Depuis la chute de Raqqa, la capitale djihadiste et de Mossoul, la seconde ville la plus peuplée d’Irak, certains commencent tout juste à se rendre compte de l’ampleur des destructions provoquées par le dernier conflit. Selon l’ONU, la moitié de la vieille ville de Mossoul et un tiers de celle d’Alep sont en ruines. Des centaines de minarets, de monastères, de musées et de monuments ont été arasés par les bombardements. Selon l’Unesco, 22 des sites classés patrimoine de l’Humanité sur 38 sont en périls dans la région du Proche-Orient. Seule l’Europe de l’après Seconde Guerre mondiale, le Berlin de 45 offre aux yeux le panorama d’une telle désolation. On se souvient début 2015 de Daesh filmant le saccage du Musée de Mossoul et de la décapitation spectaculaire quelques mois plus tard, dans l’ancienne ville romaine de Palmyre en Syrie centrale d’un archéologue syrien de 84 ans, Khaled al Asad, qui avait dédié toute sa vie à protéger ses ruines.

Des réfugiés irakiens et syriens commencent à rentrer chez eux mais ils ne rencontrent que places défoncées, maisons effondrées, rues et avenues fantômes. Les images prises par satellites ou par les drones de Raqqa et de Mossoul sont édifiantes. On y voit des kilomètres et des kilomètres d’immeubles défoncés, de rues creusées de cratères, de marchés réduits en décombres, destructions opérées par Daesh mais aussi par les bombardements intensifs de la coalition, bombardements qui durèrent près de cinq mois sans interruption et loin des caméras occidentales.

A Mossoul, Daesh a fait voler en éclats quinze sanctuaires religieux mais les combats pour reprendre la ville en ont détruit 38 autres. A Alep, l’Église de Siméon le Stylite avec son pilier où le moine se serait tenu debout pendant près de quarante ans fut pulvérisée par un bombardement russe.

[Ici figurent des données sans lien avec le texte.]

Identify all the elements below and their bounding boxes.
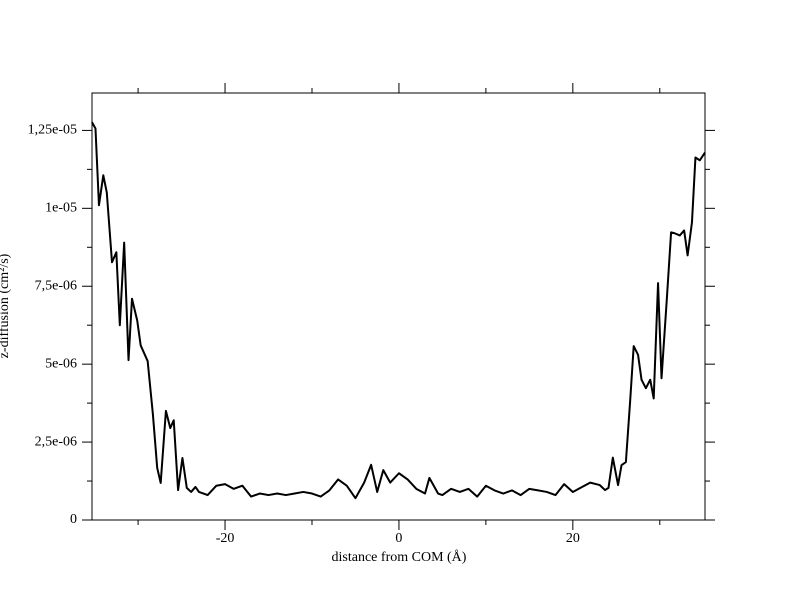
y-axis-label: z-diffusion (cm²/s) xyxy=(0,253,12,358)
data-line xyxy=(91,121,706,500)
x-tick-label: 20 xyxy=(566,531,580,546)
x-tick-label: 0 xyxy=(395,531,402,546)
x-tick-label: -20 xyxy=(216,531,235,546)
y-tick-label: 0 xyxy=(70,512,77,527)
y-tick-label: 7,5e-06 xyxy=(35,278,77,293)
y-tick-label: 5e-06 xyxy=(45,356,77,371)
y-tick-label: 1,25e-05 xyxy=(28,123,77,138)
x-axis-label: distance from COM (Å) xyxy=(332,549,467,565)
y-tick-label: 1e-05 xyxy=(45,201,77,216)
y-tick-label: 2,5e-06 xyxy=(35,434,77,449)
plot-frame xyxy=(91,92,706,521)
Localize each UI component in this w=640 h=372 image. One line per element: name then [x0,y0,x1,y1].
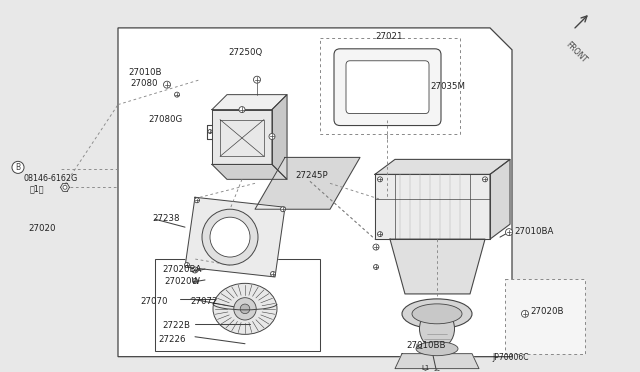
Text: 27010BB: 27010BB [406,341,445,350]
Polygon shape [118,28,512,357]
Text: 27020: 27020 [28,224,56,233]
Ellipse shape [213,283,277,334]
Circle shape [208,129,212,134]
Circle shape [210,217,250,257]
Bar [155,259,320,351]
Text: 27080G: 27080G [148,115,182,124]
Text: 27035M: 27035M [430,82,465,91]
Ellipse shape [412,304,462,324]
Circle shape [240,304,250,314]
Ellipse shape [416,342,458,356]
Text: L1: L1 [421,365,429,371]
Polygon shape [272,94,287,179]
Bar [505,279,585,354]
Circle shape [202,209,258,265]
Text: JP70006C: JP70006C [492,353,529,362]
Polygon shape [390,239,485,294]
Ellipse shape [419,309,454,349]
Text: 27250Q: 27250Q [228,48,262,57]
Text: L1: L1 [415,344,424,350]
Text: 27021: 27021 [375,32,403,41]
Text: 27020B: 27020B [530,307,563,316]
Circle shape [239,107,245,113]
Text: 27020W: 27020W [164,277,200,286]
Circle shape [63,185,67,189]
Circle shape [433,370,440,372]
Text: 2722B: 2722B [162,321,190,330]
Circle shape [374,264,378,269]
Polygon shape [255,157,360,209]
Circle shape [271,272,275,276]
Circle shape [234,298,256,320]
Bar [320,38,460,135]
Circle shape [280,207,285,212]
Polygon shape [212,94,287,110]
Polygon shape [375,174,490,239]
Text: 08146-6162G: 08146-6162G [24,174,78,183]
FancyBboxPatch shape [334,49,441,125]
Polygon shape [185,197,285,277]
Circle shape [483,177,488,182]
Text: B: B [15,163,20,172]
Text: 27238: 27238 [152,214,179,223]
Circle shape [522,310,529,317]
Circle shape [269,134,275,140]
Circle shape [193,279,198,283]
Text: 27020BA: 27020BA [162,265,202,274]
Text: 27226: 27226 [158,335,186,344]
Circle shape [163,81,170,88]
Circle shape [192,267,198,273]
Circle shape [506,229,513,235]
FancyBboxPatch shape [346,61,429,113]
Polygon shape [375,160,510,174]
Circle shape [378,232,383,237]
Circle shape [253,76,260,83]
Polygon shape [490,160,510,239]
Text: 27080: 27080 [130,79,157,88]
Text: 27010B: 27010B [128,68,161,77]
Circle shape [184,263,189,267]
Polygon shape [212,164,287,179]
Circle shape [175,92,179,97]
Circle shape [195,198,200,203]
Text: FRONT: FRONT [564,40,589,65]
Polygon shape [395,354,479,369]
Text: 27072: 27072 [190,297,218,306]
Circle shape [373,244,379,250]
Text: 27070: 27070 [140,297,168,306]
Text: 27245P: 27245P [295,171,328,180]
Text: 27010BA: 27010BA [514,227,554,236]
Circle shape [378,177,383,182]
Ellipse shape [402,299,472,329]
Polygon shape [212,110,272,164]
Text: （1）: （1） [30,184,45,193]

Il n’en reste plus rien. Des quartiers entiers ont été rayés de la carte, des dizaines de mosquées centenaires dont celle de Al Nuri construite au XIIème siècle et célèbre pour son minaret médiéval ont été détruites. Nous évoquons ici les destructions matérielles mais il y a quelques jours, on apprenait que 741 civils  furent exécutés par Daesh lors des combats de la ville.